The Foreign Corrupt Practices Act (FCPA) was front and center at the conference, as it has been for the last decade. But at least three relatively new messages were included in the discussion.

First, practitioners at the conference noted increasing attention to FCPA issues in the merger and acquisition (M&A) process. Acquiring companies that identify and report FCPA violations by target companies are being given smaller fines, and in some instances, a pass on any sanctions. In contrast, acquiring companies that fail to identify these problems in the due diligence process and allow the practices to continue after the acquisition is complete are being punished not only for the underlying conduct, but also for the lax compliance programs that failed to ferret out the corrupt practices. Companies engaging in M&A transactions must include rigorous FCPA due diligence to minimize risk, since the FCPA liabilities can quickly outweigh all accretive benefits from an acquisition. Other practitioners identified some best practices for FCPA training of the newly acquired company’s employees as the businesses are integrated.

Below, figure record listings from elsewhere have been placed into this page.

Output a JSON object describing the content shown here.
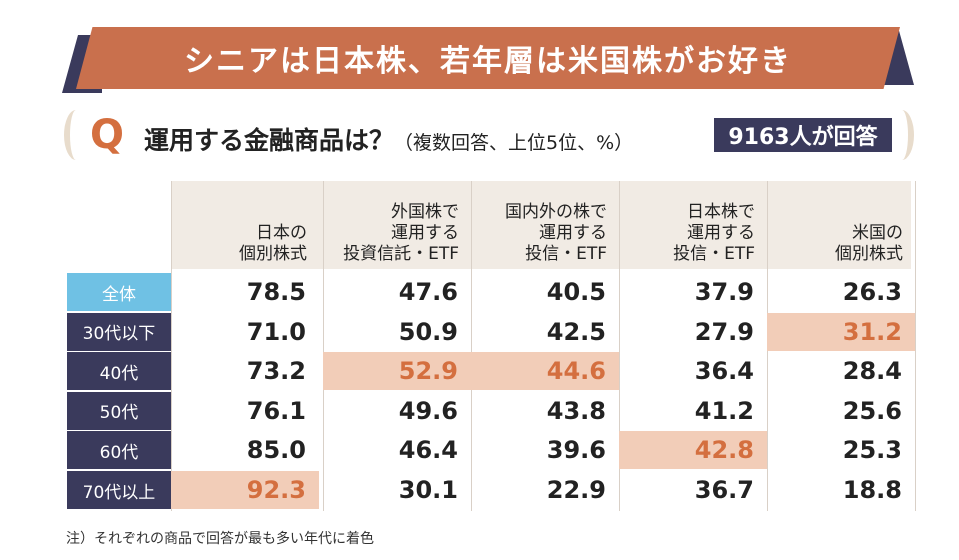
{
  "title": "シニアは日本株、若年層は米国株がお好き",
  "question": {
    "letter": "Q",
    "text": "運用する金融商品は？",
    "note": "（複数回答、上位5位、%）",
    "badge": "9163人が回答"
  },
  "colors": {
    "banner": "#c9704d",
    "dark": "#3a3a5c",
    "row_total": "#6fc1e4",
    "highlight_bg": "#f2cdb8",
    "highlight_text": "#d46f3f",
    "header_bg": "#f1ebe4"
  },
  "chart_data": {
    "type": "table",
    "title": "運用する金融商品は？（複数回答、上位5位、%）",
    "columns": [
      {
        "line1": "日本の",
        "line2": "個別株式",
        "line3": ""
      },
      {
        "line1": "外国株で",
        "line2": "運用する",
        "line3": "投資信託・ETF"
      },
      {
        "line1": "国内外の株で",
        "line2": "運用する",
        "line3": "投信・ETF"
      },
      {
        "line1": "日本株で",
        "line2": "運用する",
        "line3": "投信・ETF"
      },
      {
        "line1": "米国の",
        "line2": "個別株式",
        "line3": ""
      }
    ],
    "rows": [
      {
        "label": "全体",
        "values": [
          "78.5",
          "47.6",
          "40.5",
          "37.9",
          "26.3"
        ],
        "highlight": -1
      },
      {
        "label": "30代以下",
        "values": [
          "71.0",
          "50.9",
          "42.5",
          "27.9",
          "31.2"
        ],
        "highlight": 4
      },
      {
        "label": "40代",
        "values": [
          "73.2",
          "52.9",
          "44.6",
          "36.4",
          "28.4"
        ],
        "highlight": [
          1,
          2
        ]
      },
      {
        "label": "50代",
        "values": [
          "76.1",
          "49.6",
          "43.8",
          "41.2",
          "25.6"
        ],
        "highlight": -1
      },
      {
        "label": "60代",
        "values": [
          "85.0",
          "46.4",
          "39.6",
          "42.8",
          "25.3"
        ],
        "highlight": 3
      },
      {
        "label": "70代以上",
        "values": [
          "92.3",
          "30.1",
          "22.9",
          "36.7",
          "18.8"
        ],
        "highlight": 0
      }
    ]
  },
  "footnote": "注）それぞれの商品で回答が最も多い年代に着色"
}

Second, senior members of the Department of Justice (DOJ) and the Securities and Exchange Commission clearly attempted to quantify the benefits of self-reporting FCPA violations. In the past, it has been difficult to discern the benefits of self-reporting, given that companies that voluntarily came forward still received stiff fines under the FCPA sentencing guidelines. But prosecutors and regulators at the conference intentionally included specific examples of the benefits that some companies received from self-reporting and, likewise, the penalties that other companies faced for refusing to report or cooperate. These concrete examples provide corporations with a better framework as they consider self-disclosure.

Third, prosecutors reiterated their renewed focus on the prosecution of individual executives and not just the corporations. As critics gather examples showing that large fines paid by corporations do not deter future misconduct by corporations, the DOJ intends to seek out individual executives for prosecution. Corporations looking to gain credit for cooperating with the government should expect pressure to identify culpable individuals who were responsible for the misconduct. Prosecutors and defense attorneys at the conference predicted a rise in the pressure on corporations to name names and not just to accept responsibility at a corporate level. This development will only increase the importance for companies and boards to conduct thoughtful and deliberate internal investigations, weighing the risks and likely outcomes at each stage.